Préambule à « Antispéciste » d’A Caron, 2017

En 1975, Peter Singer, philosophe australien et professeur d’éthique de Princeton, définit le terme de « Antispéciste ». Dans son livre « Animal liberation », il plaide pour une égalité de droit pour toutes les espèces vivantes et s’oppose à l’élevage intensif et l’expérimentation animale.

Sa philosophie est basée sur le concept du don et du partage, sur les obligations de la société envers les pauvres et sur la solidarité avec tous les êtres vivants.

« La famine et la pauvreté, le racisme, la guerre et la menace d’anéantissement nucléaire, le sexisme, le chômage, la sauvegarde de notre fragile environnement : tous ces problèmes sont des questions majeures, et qui peut dire lequel d’entre eux est le plus important? Néanmoins, si nous écartons de notre esprit les préjugés spécistes nous pouvons voir que l’oppression des non-humains par les humains a sa place parmi ces problèmes. »
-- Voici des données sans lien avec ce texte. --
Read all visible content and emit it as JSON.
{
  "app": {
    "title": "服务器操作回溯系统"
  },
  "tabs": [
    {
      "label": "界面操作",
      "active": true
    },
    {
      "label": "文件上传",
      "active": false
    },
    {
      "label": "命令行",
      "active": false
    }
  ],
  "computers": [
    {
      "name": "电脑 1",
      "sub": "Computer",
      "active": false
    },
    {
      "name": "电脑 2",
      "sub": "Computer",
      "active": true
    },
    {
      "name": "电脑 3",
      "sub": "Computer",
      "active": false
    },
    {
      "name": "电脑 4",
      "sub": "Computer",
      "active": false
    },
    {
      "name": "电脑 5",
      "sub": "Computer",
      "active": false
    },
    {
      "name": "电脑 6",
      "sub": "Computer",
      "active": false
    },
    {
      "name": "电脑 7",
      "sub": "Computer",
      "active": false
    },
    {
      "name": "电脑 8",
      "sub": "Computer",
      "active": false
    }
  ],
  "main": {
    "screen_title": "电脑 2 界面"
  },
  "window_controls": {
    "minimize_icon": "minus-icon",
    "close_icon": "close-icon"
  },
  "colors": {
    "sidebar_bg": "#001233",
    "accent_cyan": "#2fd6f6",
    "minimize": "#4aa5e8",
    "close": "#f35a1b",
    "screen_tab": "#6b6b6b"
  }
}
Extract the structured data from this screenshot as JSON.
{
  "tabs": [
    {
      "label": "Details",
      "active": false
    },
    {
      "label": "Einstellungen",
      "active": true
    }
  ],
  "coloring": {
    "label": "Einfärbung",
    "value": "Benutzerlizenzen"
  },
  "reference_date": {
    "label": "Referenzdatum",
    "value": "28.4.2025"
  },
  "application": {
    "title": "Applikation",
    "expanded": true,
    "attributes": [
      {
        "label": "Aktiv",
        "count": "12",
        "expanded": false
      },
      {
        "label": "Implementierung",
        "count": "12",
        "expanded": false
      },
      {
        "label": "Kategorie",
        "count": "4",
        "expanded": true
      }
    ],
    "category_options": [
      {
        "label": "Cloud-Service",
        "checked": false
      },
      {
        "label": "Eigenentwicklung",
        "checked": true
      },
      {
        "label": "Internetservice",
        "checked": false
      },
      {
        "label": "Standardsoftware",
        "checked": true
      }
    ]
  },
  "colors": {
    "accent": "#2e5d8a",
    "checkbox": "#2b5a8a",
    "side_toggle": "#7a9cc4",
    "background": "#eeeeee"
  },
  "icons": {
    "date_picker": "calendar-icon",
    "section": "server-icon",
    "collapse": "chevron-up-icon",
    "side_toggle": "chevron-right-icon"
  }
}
Le mouvement antispéciste pose comme base le droit des animaux et l’égalité entre espèces animales. Sans contrepartie. Parce qu’il a une morale, une éthique, une capacité de raisonner et d’évoluer, l’Homme doit défendre les autres espèces, qui elles n’en disposent pas  d’où la non réciprocité que cela implique.

La première règle qui découle de ce droit est « tu ne mangeras point de chair animale ». Dans ce sens, l’antispécisme va exclure tout produit d’origine animale de la consommation et donc rejoindre le mouvement vegan, et même, pour les plus extrémistes, le végétalisme.